Japan's new foreign minister pledged Thursday to reset strained relations with China and resolve diplomatic spats stemming from competing claims to islands in the East China Sea.
While he sought to strike a conciliatory note, Takeaki Matsumoto also renewed concerns about Beijing's expanding military and maritime activity in the region.
Matsumoto took office Wednesday after his former boss suddenly quit over a political donations sandal.
"Our geographical proximity has made our relations very important but also posed many problems," Matsumoto told reporters. "It is important to establish a solid partnership so that we can resolve the issues one by one."

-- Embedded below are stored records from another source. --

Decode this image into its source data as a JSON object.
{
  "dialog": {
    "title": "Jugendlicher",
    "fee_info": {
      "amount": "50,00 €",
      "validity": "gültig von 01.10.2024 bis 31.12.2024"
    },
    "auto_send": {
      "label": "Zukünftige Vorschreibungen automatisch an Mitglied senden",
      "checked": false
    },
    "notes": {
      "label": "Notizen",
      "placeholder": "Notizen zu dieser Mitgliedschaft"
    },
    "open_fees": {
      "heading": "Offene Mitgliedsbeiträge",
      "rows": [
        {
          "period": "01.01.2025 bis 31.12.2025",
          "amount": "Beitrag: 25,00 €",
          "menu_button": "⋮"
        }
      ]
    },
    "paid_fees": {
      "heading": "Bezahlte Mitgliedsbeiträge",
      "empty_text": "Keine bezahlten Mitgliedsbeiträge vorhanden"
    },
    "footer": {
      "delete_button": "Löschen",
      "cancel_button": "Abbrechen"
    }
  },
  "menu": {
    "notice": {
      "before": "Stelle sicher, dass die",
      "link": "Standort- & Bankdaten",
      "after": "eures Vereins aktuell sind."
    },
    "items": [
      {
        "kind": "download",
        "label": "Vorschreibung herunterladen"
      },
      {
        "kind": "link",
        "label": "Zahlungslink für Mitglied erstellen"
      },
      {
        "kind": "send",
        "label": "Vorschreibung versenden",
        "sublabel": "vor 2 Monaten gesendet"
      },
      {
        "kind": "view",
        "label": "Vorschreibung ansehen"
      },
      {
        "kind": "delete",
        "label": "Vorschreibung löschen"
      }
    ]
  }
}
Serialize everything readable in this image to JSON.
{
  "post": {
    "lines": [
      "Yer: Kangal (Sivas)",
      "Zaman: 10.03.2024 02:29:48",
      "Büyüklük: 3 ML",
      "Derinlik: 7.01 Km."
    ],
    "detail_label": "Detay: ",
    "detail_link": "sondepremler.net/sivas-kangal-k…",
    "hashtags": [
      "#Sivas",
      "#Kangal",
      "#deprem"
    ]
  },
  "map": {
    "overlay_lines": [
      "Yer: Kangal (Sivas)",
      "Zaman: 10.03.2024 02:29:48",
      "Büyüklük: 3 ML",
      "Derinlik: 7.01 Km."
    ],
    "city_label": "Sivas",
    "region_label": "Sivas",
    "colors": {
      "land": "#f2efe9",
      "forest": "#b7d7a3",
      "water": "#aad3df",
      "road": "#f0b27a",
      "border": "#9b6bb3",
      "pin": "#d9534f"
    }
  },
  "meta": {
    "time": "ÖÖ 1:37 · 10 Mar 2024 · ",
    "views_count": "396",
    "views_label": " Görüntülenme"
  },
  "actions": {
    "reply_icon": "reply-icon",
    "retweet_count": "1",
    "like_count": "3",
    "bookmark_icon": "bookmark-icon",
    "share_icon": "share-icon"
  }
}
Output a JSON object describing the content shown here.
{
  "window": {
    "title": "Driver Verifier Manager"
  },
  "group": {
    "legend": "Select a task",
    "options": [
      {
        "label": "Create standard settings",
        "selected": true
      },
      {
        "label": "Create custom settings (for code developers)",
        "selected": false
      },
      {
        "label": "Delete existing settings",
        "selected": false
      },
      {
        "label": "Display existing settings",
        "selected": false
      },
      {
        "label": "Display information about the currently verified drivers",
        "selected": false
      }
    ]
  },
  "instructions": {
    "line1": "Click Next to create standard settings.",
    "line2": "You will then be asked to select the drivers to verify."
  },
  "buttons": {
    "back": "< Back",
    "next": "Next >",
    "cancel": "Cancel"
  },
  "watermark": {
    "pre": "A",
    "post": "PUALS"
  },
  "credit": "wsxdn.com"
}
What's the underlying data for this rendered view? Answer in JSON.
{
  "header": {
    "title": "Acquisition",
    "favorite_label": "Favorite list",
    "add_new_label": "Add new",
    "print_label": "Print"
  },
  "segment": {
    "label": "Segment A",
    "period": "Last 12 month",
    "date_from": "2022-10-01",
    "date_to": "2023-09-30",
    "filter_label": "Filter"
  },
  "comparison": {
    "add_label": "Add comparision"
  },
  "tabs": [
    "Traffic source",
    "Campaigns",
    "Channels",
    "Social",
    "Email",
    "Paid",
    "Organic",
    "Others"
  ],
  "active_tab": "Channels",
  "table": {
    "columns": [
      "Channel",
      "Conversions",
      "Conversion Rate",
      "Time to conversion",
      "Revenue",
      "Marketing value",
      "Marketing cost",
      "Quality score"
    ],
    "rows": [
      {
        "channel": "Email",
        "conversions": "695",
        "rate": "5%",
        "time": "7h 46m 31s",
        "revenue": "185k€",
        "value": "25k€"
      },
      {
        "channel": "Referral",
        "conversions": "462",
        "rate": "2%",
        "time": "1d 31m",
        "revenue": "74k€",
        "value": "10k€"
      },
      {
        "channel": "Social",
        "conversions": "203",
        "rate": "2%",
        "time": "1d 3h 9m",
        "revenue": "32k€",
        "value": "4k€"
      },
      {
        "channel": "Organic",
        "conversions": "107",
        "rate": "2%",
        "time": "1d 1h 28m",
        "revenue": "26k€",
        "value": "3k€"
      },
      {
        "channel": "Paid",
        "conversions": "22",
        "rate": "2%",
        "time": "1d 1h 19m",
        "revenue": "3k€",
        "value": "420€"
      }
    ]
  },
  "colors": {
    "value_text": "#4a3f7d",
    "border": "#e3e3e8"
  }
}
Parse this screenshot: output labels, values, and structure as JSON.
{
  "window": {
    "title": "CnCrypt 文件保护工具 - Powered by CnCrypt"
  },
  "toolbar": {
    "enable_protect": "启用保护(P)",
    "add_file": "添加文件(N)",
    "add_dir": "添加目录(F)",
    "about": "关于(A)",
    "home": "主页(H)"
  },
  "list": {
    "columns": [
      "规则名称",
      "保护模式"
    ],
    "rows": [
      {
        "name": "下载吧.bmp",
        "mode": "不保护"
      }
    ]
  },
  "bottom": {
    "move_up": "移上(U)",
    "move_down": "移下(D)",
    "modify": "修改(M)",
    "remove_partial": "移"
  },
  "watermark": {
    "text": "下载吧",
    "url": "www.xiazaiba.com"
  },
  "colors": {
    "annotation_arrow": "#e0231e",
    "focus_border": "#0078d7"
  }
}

During a phone call with his Chinese counterpart, Yang Jiechi, earlier Thursday, Matsumoto agreed to cooperate to improve ties ahead of the 40th anniversary of the 1972 signing of their peace treaty.
The 51-year-old veteran lawmaker in the ruling Democratic Party of Japan is seen as more neutral toward China than his predecessor.
Yet, Matsumoto noted with concern China's growing military presence in the region during an interview with a small group of journalists.
China's military spending has surged in recent years, including a 12.7 percent hike announced earlier this month for this year, the latest in double-digit increases. Its rapidly improving military capabilities have been coupled with a more assertive stance on disputed islands, such as the ones in the East China Sea _ worrying countries throughout the region.
Ties between Japan and China have been particularly strained since September when a Chinese fishing trawler and Japanese patrol vessels collided near islands both claim in the sea.
The dispute has prompted nationalistic protests in both countries and led China to postpone talks on the joint development of undersea natural gas fields. Beijing also temporarily imposed a de facto ban on exports to Japan of rare earths, essential for making high-tech products.
In the interview, Matsumoto also urged China to observe an earlier agreement to jointly develop undersea gas deposits in the East China Sea.
But he added that he and Yang agreed to "work together to deepen mutually beneficial relations, and that includes our effort to resolve various pending issues."
He is making a diplomatic debut as foreign minister next week when he will attend a conference of foreign ministers from the Group of Eight in Paris.
Matsumoto replaced Seiji Maehara, who resigned Sunday after acknowledging accepting 250,000 yen ($3,000) in donations over the past several years from an ethnic Korean resident. Political funding laws prohibit lawmakers from accepting donations from any foreigners, even those born in Japan.